La catastrophe naturelle révélatrice de la démence sociale06/01/20052005Journal/medias/journalnumero/images/2005/01/une1901.jpg.445x577_q85_box-0%2C104%2C1383%2C1896_crop_detail.jpg

Editorial

La catastrophe naturelle révélatrice de la démence sociale

Par le nombre des victimes et par l'ampleur des dégâts, le raz de marée en Asie du Sud-Est est l'une des plus graves catastrophes naturelles qui aient frappé la planète.

Contrairement à tant de catastrophes qui n'ont attiré l'attention des médias qu'un jour ou deux, cette fois-ci, les informations se succèdent. La rivalité entre les tour-opérateurs pour vendre du soleil et des palmiers en plein hiver avec de très bonnes marges bénéficiaires a fait que, parmi les 150000 victimes dénombrées jusqu'ici, plusieurs milliers viennent de pays européens.

L'ampleur de la catastrophe naturelle exigerait de la part de la collectivité humaine une réaction en conséquence. À en juger par les titres de la presse qui parlent de "mobilisation mondiale" et font état de "dons qui affluent de partout", ce serait le cas. Mais, au fil des témoignages qui parviennent des zones sinistrées, se révèle le caractère dérisoire de l'aide en face de l'ampleur de la catastrophe, mais aussi du fait de la pauvreté des régions touchées. Faute de routes, de moyens de communication, une partie des zones sinistrées, éloignée des paradis artificiels pour touristes, échappe même à tout recensement des victimes et des besoins.
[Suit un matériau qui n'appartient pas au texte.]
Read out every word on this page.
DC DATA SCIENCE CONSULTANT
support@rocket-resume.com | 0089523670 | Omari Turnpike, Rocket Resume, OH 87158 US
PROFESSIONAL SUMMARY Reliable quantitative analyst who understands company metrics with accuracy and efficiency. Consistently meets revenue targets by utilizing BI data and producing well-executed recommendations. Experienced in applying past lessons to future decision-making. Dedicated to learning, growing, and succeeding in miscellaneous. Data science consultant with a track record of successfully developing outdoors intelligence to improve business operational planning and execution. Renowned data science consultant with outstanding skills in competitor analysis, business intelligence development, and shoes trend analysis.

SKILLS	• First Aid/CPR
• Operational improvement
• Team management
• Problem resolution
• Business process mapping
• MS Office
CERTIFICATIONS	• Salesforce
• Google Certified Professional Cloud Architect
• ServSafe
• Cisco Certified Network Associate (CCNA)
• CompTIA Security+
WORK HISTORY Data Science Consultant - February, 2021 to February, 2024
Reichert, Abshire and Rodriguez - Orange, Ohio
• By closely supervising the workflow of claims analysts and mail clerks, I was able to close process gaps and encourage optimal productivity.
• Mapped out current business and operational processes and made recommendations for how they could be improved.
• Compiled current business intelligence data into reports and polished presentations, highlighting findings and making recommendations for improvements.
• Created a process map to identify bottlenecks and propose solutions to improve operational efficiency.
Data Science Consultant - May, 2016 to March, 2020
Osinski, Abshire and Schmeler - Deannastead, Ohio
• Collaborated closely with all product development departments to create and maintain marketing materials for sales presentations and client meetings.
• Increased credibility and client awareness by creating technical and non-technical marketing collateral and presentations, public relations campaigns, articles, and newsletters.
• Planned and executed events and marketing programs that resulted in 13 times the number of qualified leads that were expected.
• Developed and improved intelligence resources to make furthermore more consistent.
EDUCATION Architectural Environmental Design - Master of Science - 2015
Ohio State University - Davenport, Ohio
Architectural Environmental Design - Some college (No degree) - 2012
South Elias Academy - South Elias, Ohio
On entrevoit seulement qu'aux victimes directes du raz de marée risquent de s'ajouter dans les jours ou les semaines qui viennent d'autres qui mourront de soif, de faim ou d'absence de soins.

Il n'est certes pas facile de pallier, dans l'urgence, tout ce qui résulte du sous-développement, de l'absence d'hôpitaux, d'infrastructures et même simplement d'eau potable. La population pauvre des régions touchées en est victime en permanence, mais la catastrophe naturelle, en l'amplifiant, le révèle pour tous.

Les grandes puissances auraient les moyens d'y faire face. Seulement voilà: la générosité des populations masque la défaillance des États.

La principale puissance du monde, les États-Unis, a mis une semaine avant de réagir et d'envoyer quelques hélicoptères jeter depuis les airs quelques vivres dans les régions non desservies par des routes carrossables. Dix jours après la catastrophe, le montant total des aides promises -seulement promises!- par l'ensemble des États est de moins de 2 milliards de dollars. Les États-Unis ont déjà dépensé 225 milliards de dollars dans la guerre contre l'Irak!

L'invasion éclair de l'Irak a montré les moyens techniques extraordinaires que les grandes puissances étaient capables de déployer. Comparons donc les moyens fantastiques déployés pour tuer avec ce qui est mis en oeuvre pour sauver des vies humaines. Rien que dans ces chiffres se révèle toute la pourriture de l'organisation sociale actuelle. Elle se révèle encore dans le fait que même cette aide dérisoire est apportée sans coordination, en laissant des associations non gouvernementales se débrouiller comme elles peuvent. Certes, le chaos sur le terrain est en partie dû à l'incapacité des États locaux, dictatoriaux et corrompus, à faire face à ce type de problème. Mais il est dû plus encore à la rivalité entre gouvernements, plus soucieux de se faire valoir pour tirer un bénéfice politique que de venir en aide aux populations.

Il n'est pas nécessaire d'être communiste pour constater que l'humanité n'est capable de faire face aux grandes catastrophes humanitaires qu'en unissant ses forces, qu'en mettant tous les moyens disponibles à aider ceux que le malheur a frappés. Mais tous ceux, dirigeants d'États, politiciens, qui en font le constat n'évoquent que des solutions dérisoires, du genre "Samu international". Et même cela, ils ne font qu'en parler le temps que l'attention du public est attirée par la catastrophe. Et on peut parier que cela fera partie des choses promises et... oubliées par la suite.

Sur les quelque 5 millions de personnes privées d'abri, privées pour beaucoup même d'eau potable et de nourriture, combien mourront dans les jours, dans les semaines qui viennent? Elles mourront assassinées par un ordre social qui se révèle plus meurtrier encore que la nature au pire de ses déchaînements.